Which virus did Karl Landsteiner discover along with Erwin Popper?

In 1908, as the head of the pathology department at the Imperial Wilhelminen Hospital in Vienna, Landsteiner showed that polio is a viral disease. Together with his assistant Erwin Popper, Landsteiner conducted an autopsy of a boy who had died of polio. To determine whether bacteria or a different agent had caused the polio, Landsteiner collected some of the boy’s spinal fluid and strained it through a filter fine enough to trap bacteria. He then cultured this filtered particles and found that no bacteria grew there. To determine if the infected spinal fluid material was infectious, Landsteiner injected it into rabbits, mice, and guinea pigs, but none of the animals became sick. Landsteiner and Popper injected the filtered spinal fluid into two Old World rhesus monkeys (http://eol.org/pages/327960/overviewMacaca mulatta), and they found that both died within two weeks. Landsteiner performed autopsies on the rhesus monkeys that revealed spinal cord lesions like those observed in human polio victims. Because Landsteiner and Popper had eliminated bacteria as a potential cause of the infection earlier in the experiment, they concluded that a virus must have caused the infection. Landsteiner proposed that it could be possible to create a polio vaccine. However, it took forty-seven years until Jonas Salk at the University of Pittsburgh School of Medicine in Pittsburgh, Pennsylvania, developed and successfully administered the polio vaccine in 1952.

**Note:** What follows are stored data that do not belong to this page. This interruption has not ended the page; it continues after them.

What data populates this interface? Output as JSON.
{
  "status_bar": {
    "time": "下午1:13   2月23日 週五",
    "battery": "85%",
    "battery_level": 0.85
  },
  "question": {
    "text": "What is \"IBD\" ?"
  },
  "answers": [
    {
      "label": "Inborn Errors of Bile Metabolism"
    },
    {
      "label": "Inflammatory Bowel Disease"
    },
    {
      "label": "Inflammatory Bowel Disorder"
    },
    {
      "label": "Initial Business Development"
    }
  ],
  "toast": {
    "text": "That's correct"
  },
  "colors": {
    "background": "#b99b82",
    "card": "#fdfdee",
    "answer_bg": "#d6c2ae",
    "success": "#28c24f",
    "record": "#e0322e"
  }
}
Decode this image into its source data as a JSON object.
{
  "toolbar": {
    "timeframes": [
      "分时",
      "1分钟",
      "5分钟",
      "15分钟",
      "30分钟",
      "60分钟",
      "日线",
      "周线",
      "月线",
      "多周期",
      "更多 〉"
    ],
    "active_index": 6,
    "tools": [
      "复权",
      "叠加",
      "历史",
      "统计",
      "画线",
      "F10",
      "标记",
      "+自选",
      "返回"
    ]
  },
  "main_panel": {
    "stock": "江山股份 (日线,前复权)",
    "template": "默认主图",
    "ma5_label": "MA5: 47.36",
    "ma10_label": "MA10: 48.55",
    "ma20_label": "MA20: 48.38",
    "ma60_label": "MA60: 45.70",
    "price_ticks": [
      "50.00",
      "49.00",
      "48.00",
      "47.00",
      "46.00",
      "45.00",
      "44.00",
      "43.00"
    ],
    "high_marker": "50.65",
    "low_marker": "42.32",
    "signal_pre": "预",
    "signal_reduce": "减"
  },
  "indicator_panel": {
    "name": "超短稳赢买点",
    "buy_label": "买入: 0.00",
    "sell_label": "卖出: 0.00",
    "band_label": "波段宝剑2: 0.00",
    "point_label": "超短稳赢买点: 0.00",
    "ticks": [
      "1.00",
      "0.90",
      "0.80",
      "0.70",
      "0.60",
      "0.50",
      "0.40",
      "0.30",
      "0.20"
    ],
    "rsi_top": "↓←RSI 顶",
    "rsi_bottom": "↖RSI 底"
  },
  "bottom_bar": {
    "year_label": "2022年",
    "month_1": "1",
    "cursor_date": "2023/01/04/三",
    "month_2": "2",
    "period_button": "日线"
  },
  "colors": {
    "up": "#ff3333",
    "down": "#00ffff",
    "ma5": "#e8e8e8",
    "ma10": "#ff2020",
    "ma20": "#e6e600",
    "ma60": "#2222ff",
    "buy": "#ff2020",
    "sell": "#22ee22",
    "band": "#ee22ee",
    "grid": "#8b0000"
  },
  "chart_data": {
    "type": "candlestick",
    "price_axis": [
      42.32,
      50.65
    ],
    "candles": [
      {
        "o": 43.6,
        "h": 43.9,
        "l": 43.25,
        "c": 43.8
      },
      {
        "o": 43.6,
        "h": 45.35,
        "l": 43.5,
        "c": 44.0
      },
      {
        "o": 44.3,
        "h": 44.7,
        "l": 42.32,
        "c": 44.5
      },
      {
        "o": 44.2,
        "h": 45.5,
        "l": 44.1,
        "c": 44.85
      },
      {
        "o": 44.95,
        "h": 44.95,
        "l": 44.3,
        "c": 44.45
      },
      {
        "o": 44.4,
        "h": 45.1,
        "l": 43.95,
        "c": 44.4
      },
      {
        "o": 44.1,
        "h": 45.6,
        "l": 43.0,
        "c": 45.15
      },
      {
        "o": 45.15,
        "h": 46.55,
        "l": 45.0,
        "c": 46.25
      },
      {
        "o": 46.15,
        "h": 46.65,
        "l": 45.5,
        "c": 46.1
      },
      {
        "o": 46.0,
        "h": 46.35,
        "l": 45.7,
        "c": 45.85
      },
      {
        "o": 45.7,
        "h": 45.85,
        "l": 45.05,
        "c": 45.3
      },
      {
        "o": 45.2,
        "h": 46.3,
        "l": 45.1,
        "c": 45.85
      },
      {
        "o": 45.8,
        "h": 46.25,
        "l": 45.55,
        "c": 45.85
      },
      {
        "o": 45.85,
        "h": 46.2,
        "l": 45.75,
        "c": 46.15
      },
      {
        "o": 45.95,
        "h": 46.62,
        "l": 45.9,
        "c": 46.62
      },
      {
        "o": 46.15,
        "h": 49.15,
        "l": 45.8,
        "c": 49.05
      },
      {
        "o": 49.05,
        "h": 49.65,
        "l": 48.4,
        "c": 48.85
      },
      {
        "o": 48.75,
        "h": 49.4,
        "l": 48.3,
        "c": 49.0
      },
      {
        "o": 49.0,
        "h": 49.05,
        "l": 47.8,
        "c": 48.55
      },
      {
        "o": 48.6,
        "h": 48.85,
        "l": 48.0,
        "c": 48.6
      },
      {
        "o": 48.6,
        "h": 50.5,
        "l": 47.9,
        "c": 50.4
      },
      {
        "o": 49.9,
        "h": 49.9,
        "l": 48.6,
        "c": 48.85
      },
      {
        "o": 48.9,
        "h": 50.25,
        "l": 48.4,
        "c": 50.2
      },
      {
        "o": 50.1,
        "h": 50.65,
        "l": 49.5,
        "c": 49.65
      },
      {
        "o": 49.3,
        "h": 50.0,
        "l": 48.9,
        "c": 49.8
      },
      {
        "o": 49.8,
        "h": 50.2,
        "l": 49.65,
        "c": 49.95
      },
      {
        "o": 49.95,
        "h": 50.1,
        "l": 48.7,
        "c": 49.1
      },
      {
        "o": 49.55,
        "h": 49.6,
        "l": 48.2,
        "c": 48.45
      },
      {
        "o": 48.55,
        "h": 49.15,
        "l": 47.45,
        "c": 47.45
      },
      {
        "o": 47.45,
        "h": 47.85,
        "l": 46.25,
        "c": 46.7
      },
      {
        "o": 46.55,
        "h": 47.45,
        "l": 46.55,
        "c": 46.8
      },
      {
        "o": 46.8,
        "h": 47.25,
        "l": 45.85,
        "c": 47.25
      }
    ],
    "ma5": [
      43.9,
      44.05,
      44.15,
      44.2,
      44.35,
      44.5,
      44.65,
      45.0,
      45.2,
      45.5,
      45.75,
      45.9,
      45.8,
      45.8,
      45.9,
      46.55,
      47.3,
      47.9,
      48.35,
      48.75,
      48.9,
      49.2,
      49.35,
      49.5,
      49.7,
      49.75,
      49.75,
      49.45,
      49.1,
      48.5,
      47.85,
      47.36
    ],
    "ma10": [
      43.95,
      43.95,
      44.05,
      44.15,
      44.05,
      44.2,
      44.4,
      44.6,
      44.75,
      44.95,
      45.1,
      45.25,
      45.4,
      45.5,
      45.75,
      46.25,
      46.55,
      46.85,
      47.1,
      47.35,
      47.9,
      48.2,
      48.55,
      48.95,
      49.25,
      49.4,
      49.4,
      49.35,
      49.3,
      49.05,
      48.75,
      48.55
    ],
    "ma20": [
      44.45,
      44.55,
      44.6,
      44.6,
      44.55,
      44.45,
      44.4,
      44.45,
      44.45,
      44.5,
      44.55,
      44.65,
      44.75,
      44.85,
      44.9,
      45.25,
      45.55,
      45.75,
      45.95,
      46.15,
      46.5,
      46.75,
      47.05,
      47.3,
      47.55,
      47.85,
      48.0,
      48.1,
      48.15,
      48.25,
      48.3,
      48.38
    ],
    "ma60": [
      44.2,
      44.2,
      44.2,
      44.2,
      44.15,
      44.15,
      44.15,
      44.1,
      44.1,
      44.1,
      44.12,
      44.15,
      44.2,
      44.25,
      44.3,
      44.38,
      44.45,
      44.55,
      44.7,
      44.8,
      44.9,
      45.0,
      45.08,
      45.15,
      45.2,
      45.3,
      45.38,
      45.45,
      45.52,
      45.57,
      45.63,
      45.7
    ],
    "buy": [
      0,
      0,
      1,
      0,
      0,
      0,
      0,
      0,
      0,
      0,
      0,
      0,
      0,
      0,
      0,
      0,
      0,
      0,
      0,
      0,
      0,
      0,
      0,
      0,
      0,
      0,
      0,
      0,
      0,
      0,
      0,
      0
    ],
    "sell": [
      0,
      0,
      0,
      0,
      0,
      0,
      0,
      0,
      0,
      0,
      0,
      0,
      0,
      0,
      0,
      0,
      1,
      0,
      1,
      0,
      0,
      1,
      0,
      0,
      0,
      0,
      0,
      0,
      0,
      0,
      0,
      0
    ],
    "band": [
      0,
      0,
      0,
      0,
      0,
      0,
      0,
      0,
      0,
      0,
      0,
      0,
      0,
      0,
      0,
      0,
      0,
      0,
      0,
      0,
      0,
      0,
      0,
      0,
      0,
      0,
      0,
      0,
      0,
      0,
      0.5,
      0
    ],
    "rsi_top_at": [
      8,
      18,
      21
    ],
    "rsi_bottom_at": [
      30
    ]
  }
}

During World War I, Landsteiner performed blood transfusions on many injured soldiers. In 1916 and at the age of forty-eight, Landsteiner met and married Leopoldine Helene Wlatso. A year later, they had to their only child, Ernst. Because of economic difficulties in post-war Austria, Landsteiner and his family moved to Netherlands in 1919. Landsteiner soon obtained a job at the Catholic R.K. Hospital in The Hauge, Netherlands, performing routine tests on urine and blood. During his stay in the Netherlands, he published twelve papers about immune responses triggered by changes in small fat or sugar molecules.

In 1923, the Rockefeller Institute for Medical Research in New York City, New York, offered Landsteiner a position to research immunity and allergies. Landsteiner accepted and moved with his family to the US. Most biographers report that Landsteiner’s move to the US was very difficult for him. He disliked the fame that came with his status as an authority on immunology and avoided invitations to speak publicly, preferring instead to stay in his laboratory. Landsteiner became a US citizen in 1929, and he won the Nobel Prize in Physiology or Medicine in 1930.